En vérité, le refuge en bois ne dénature en rien le lieu. Au contraire, il est en harmonie avec le paysage. Il se trouve à l’orée du bois et l’homme qui l’a construit devait être adroit de ses mains, car c’est une petite maisonnette plutôt bien bâtie. L’entrée donne sur un couloir qui débouche sur une cuisine carrée pas très spacieuse, avec au centre une table ronde en bois et quatre chaises. Contre le mur de gauche sont installés un réfrigérateur ainsi qu’une machine à laver. Sous la fenêtre, face à l’entrée au fond de la pièce, il y a un évier en émail et à côté, une petite gazinière. Sur le mur de droite, un meuble pour ranger la vaisselle. La chambre est composée d’un lit à deux places, d’une armoire et sous la fenêtre une banquette assez large pour y dormir. Il y a une salle d’eau avec seulement une douche et un lavabo avec un miroir au-dessus et à côté, un meuble plus haut que large. Les toilettes sont un peu plus loin dans le couloir. L’essentiel y est. Rien de superficiel ne prend de place ; sobre mais coquet. Les araignées qui ont investi les lieux, ont tissé leurs toiles dans tous les coins, ainsi que sous la table et les chaises. Des cadavres de petits insectes gisent un peu partout dans le refuge.

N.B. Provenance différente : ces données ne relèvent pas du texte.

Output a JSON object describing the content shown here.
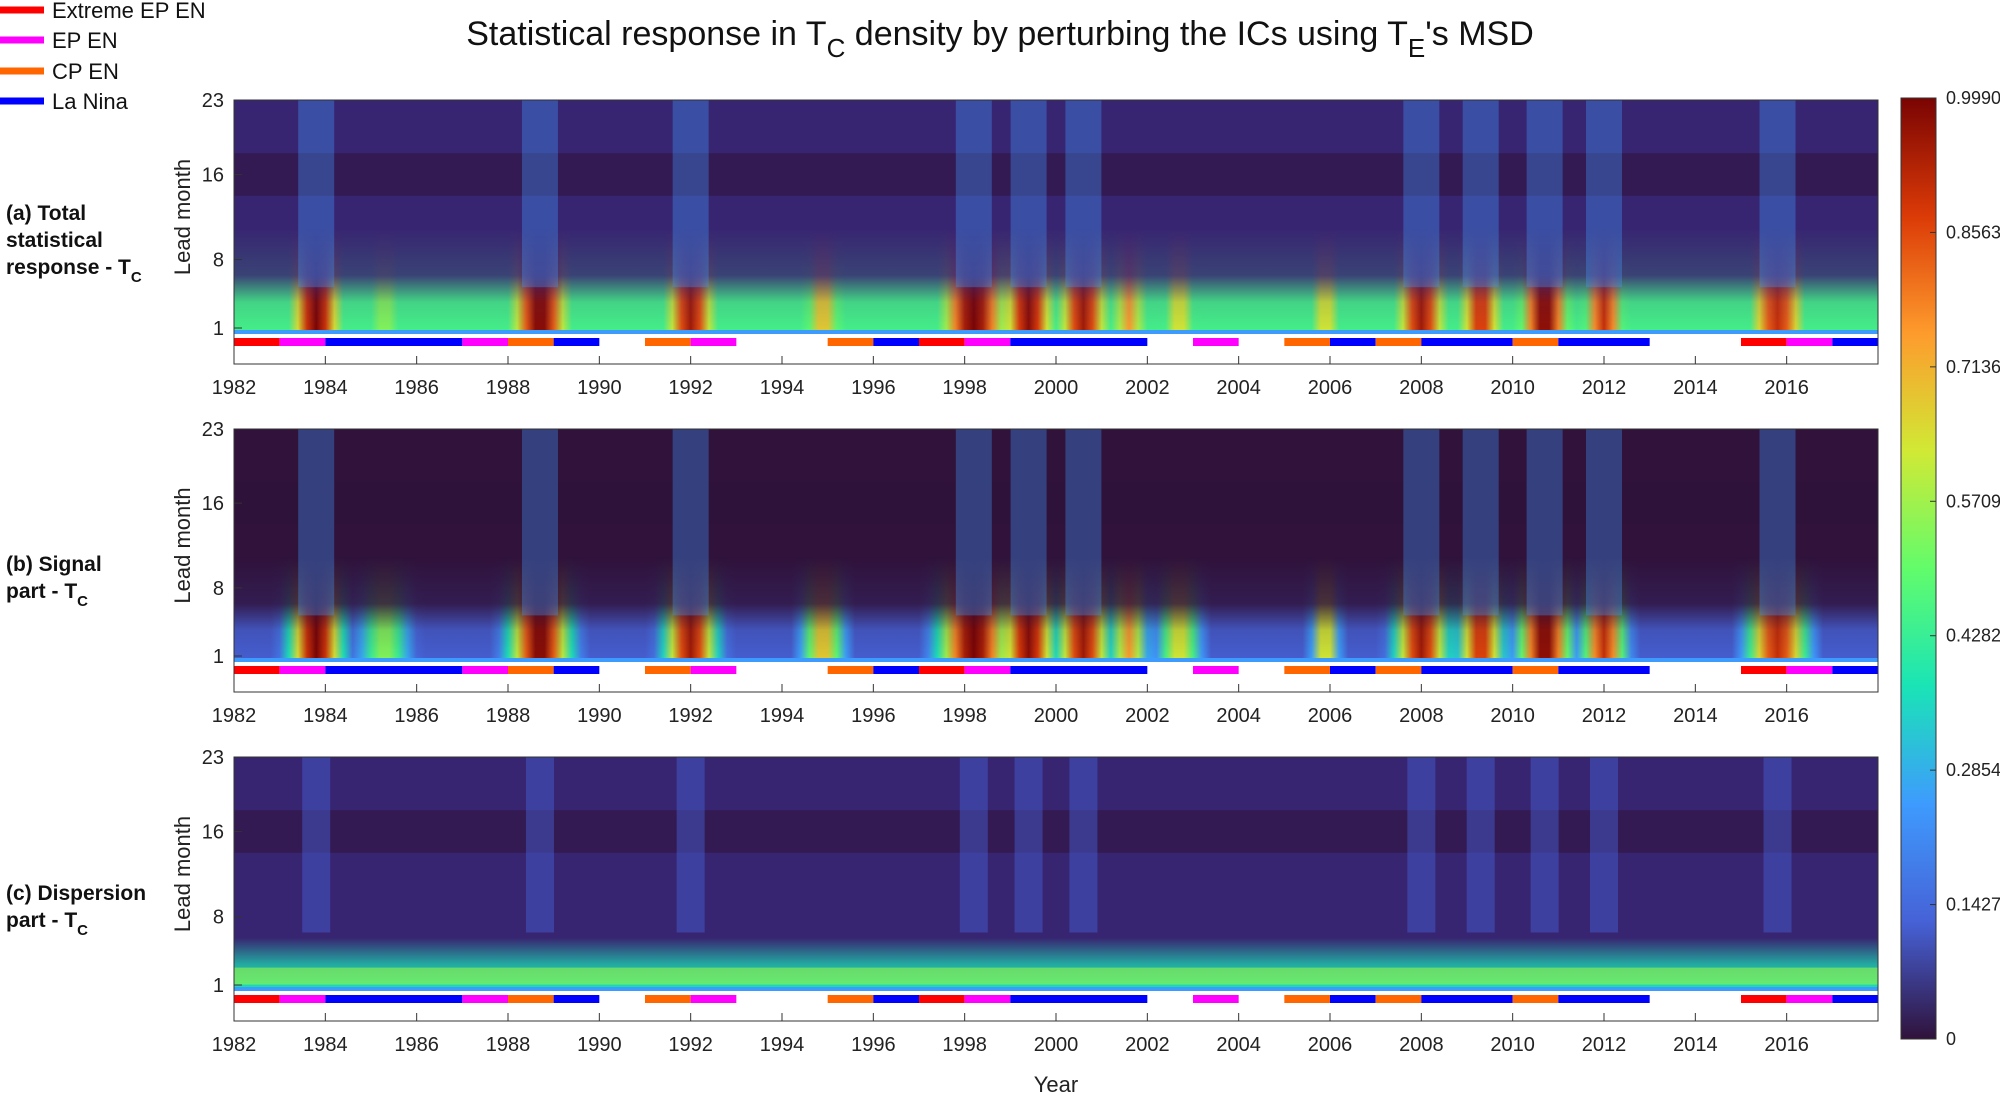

— Bon, ce que je sais aussi, dis-je, c’est qu’il va falloir ramasser les affaires du bonhomme et les mettre dans un sac plastique et faire un peu de ménage. Cette maison est inoccupée depuis pas mal de temps et ça sent le renfermé.

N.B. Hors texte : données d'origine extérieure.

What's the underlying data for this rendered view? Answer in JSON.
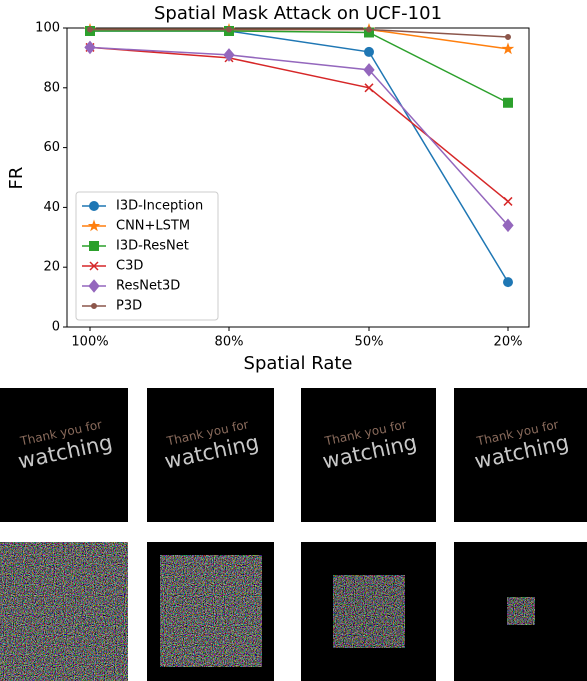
{
  "chart_data": {
    "type": "line",
    "title": "Spatial Mask Attack on UCF-101",
    "xlabel": "Spatial Rate",
    "ylabel": "FR",
    "categories": [
      "100%",
      "80%",
      "50%",
      "20%"
    ],
    "ylim": [
      0,
      100
    ],
    "yticks": [
      0,
      20,
      40,
      60,
      80,
      100
    ],
    "legend": "lower left",
    "series": [
      {
        "name": "I3D-Inception",
        "color": "#1f77b4",
        "marker": "circle",
        "values": [
          99,
          99,
          92,
          15
        ]
      },
      {
        "name": "CNN+LSTM",
        "color": "#ff7f0e",
        "marker": "star",
        "values": [
          99.5,
          99.5,
          99.5,
          93
        ]
      },
      {
        "name": "I3D-ResNet",
        "color": "#2ca02c",
        "marker": "square",
        "values": [
          99,
          99,
          98.5,
          75
        ]
      },
      {
        "name": "C3D",
        "color": "#d62728",
        "marker": "x",
        "values": [
          93.5,
          90,
          80,
          42
        ]
      },
      {
        "name": "ResNet3D",
        "color": "#9467bd",
        "marker": "diamond",
        "values": [
          93.5,
          91,
          86,
          34
        ]
      },
      {
        "name": "P3D",
        "color": "#8c564b",
        "marker": "dot",
        "values": [
          99.5,
          99.5,
          99.5,
          97
        ]
      }
    ]
  },
  "frame_text": [
    "Thank you for",
    "watching"
  ]
}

— Ils auraient pu envoyer quelqu’un pour nettoyer avant notre arrivée. D’autant qu’ils nous enverront la facture avant notre départ, je suppose ? Et sans vouloir me montrer rabat joie, comment se fait-il que personne ne soit venu prendre les affaires du Monsieur ? Est-ce qu’on t’a donné des précisions à ce sujet ?
— L’homme en question n’a semble-t-il, pas de famille. Quant au refuge, il n’appartient et n’intéresse personne. Mais tu as raison Sébastien, ils auraient pu au moins faire le ménage. En dehors de ça, je suis tombé par hasard sur une photo, je ne sais plus où et j’ai eu un petit coup de cœur. J’ai téléphoné à la mairie et on m’a répondu que nous aurions que l’eau et l’électricité à payer. Pas mal non ?

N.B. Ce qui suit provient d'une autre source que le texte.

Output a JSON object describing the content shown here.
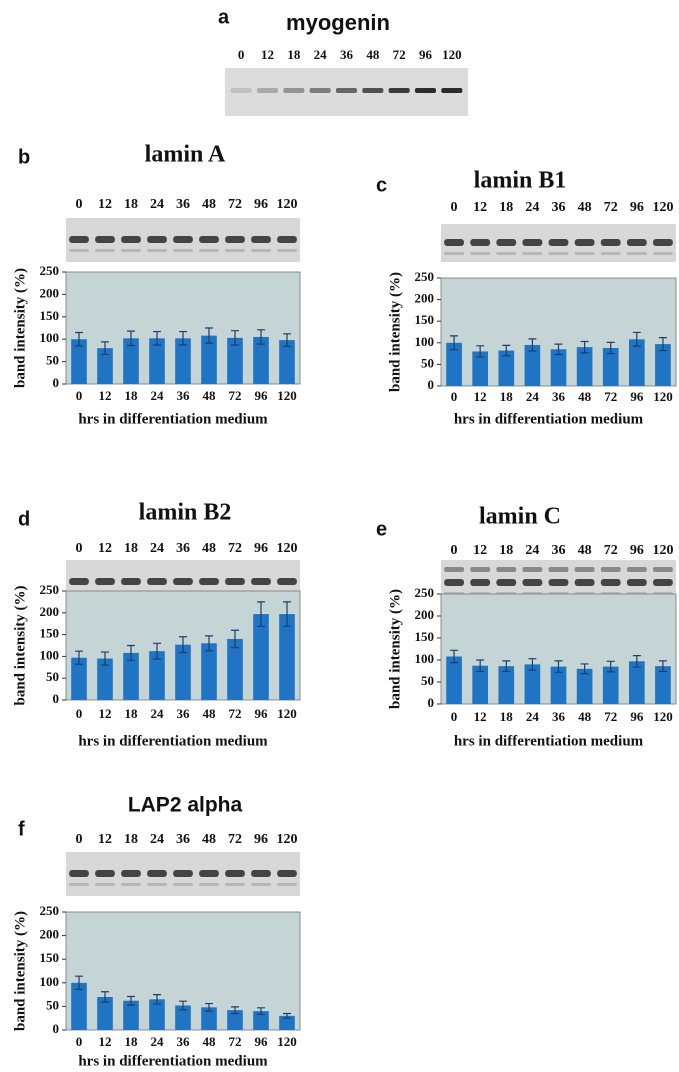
{
  "figure_a": {
    "label": "a",
    "title": "myogenin",
    "lanes": [
      "0",
      "12",
      "18",
      "24",
      "36",
      "48",
      "72",
      "96",
      "120"
    ]
  },
  "chart_data": [
    {
      "type": "bar",
      "label": "b",
      "title": "lamin A",
      "lanes": [
        "0",
        "12",
        "18",
        "24",
        "36",
        "48",
        "72",
        "96",
        "120"
      ],
      "categories": [
        "0",
        "12",
        "18",
        "24",
        "36",
        "48",
        "72",
        "96",
        "120"
      ],
      "values": [
        100,
        80,
        102,
        102,
        102,
        108,
        103,
        105,
        98
      ],
      "errors": [
        15,
        14,
        16,
        15,
        15,
        17,
        16,
        16,
        14
      ],
      "color": "#1f74c4",
      "background": "#c5d5d5",
      "ylim": [
        0,
        250
      ],
      "yticks": [
        0,
        50,
        100,
        150,
        200,
        250
      ],
      "ylabel": "band intensity (%)",
      "xlabel": "hrs in differentiation medium"
    },
    {
      "type": "bar",
      "label": "c",
      "title": "lamin B1",
      "lanes": [
        "0",
        "12",
        "18",
        "24",
        "36",
        "48",
        "72",
        "96",
        "120"
      ],
      "categories": [
        "0",
        "12",
        "18",
        "24",
        "36",
        "48",
        "72",
        "96",
        "120"
      ],
      "values": [
        100,
        80,
        82,
        95,
        85,
        90,
        88,
        108,
        97
      ],
      "errors": [
        16,
        13,
        12,
        14,
        12,
        13,
        13,
        16,
        15
      ],
      "color": "#1f74c4",
      "background": "#c5d5d5",
      "ylim": [
        0,
        250
      ],
      "yticks": [
        0,
        50,
        100,
        150,
        200,
        250
      ],
      "ylabel": "band intensity (%)",
      "xlabel": "hrs in differentiation medium"
    },
    {
      "type": "bar",
      "label": "d",
      "title": "lamin B2",
      "lanes": [
        "0",
        "12",
        "18",
        "24",
        "36",
        "48",
        "72",
        "96",
        "120"
      ],
      "categories": [
        "0",
        "12",
        "18",
        "24",
        "36",
        "48",
        "72",
        "96",
        "120"
      ],
      "values": [
        97,
        95,
        108,
        112,
        127,
        130,
        140,
        197,
        197
      ],
      "errors": [
        15,
        15,
        17,
        18,
        18,
        17,
        20,
        28,
        28
      ],
      "color": "#1f74c4",
      "background": "#c5d5d5",
      "ylim": [
        0,
        250
      ],
      "yticks": [
        0,
        50,
        100,
        150,
        200,
        250
      ],
      "ylabel": "band intensity (%)",
      "xlabel": "hrs in differentiation medium"
    },
    {
      "type": "bar",
      "label": "e",
      "title": "lamin C",
      "lanes": [
        "0",
        "12",
        "18",
        "24",
        "36",
        "48",
        "72",
        "96",
        "120"
      ],
      "categories": [
        "0",
        "12",
        "18",
        "24",
        "36",
        "48",
        "72",
        "96",
        "120"
      ],
      "values": [
        108,
        87,
        86,
        90,
        85,
        80,
        85,
        97,
        86
      ],
      "errors": [
        14,
        13,
        12,
        13,
        13,
        11,
        12,
        13,
        12
      ],
      "color": "#1f74c4",
      "background": "#c5d5d5",
      "ylim": [
        0,
        250
      ],
      "yticks": [
        0,
        50,
        100,
        150,
        200,
        250
      ],
      "ylabel": "band intensity (%)",
      "xlabel": "hrs in differentiation medium"
    },
    {
      "type": "bar",
      "label": "f",
      "title": "LAP2 alpha",
      "lanes": [
        "0",
        "12",
        "18",
        "24",
        "36",
        "48",
        "72",
        "96",
        "120"
      ],
      "categories": [
        "0",
        "12",
        "18",
        "24",
        "36",
        "48",
        "72",
        "96",
        "120"
      ],
      "values": [
        100,
        70,
        62,
        65,
        52,
        48,
        42,
        40,
        30
      ],
      "errors": [
        14,
        11,
        9,
        10,
        9,
        8,
        7,
        7,
        5
      ],
      "color": "#1f74c4",
      "background": "#c5d5d5",
      "ylim": [
        0,
        250
      ],
      "yticks": [
        0,
        50,
        100,
        150,
        200,
        250
      ],
      "ylabel": "band intensity (%)",
      "xlabel": "hrs in differentiation medium"
    }
  ]
}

— Et toi, Adrien, bien sûr tu ne trouves pas ça bizarre ?
— Non !
C’est ma seule réponse à Sébastien qui a toujours eu une fâcheuse tendance à voir des bizarreries là où il n’y en a pas. Il adore ça.
Après quelques toussotements, l’eau des robinets est sortie avec une couleur douteuse, puis claire. Deux bonnes heures de ménage plus tard, nous avons pris une douche et nous nous sommes installés autour de la table ; du saucisson, du fromage, du pain et du vin pour notre premier repas.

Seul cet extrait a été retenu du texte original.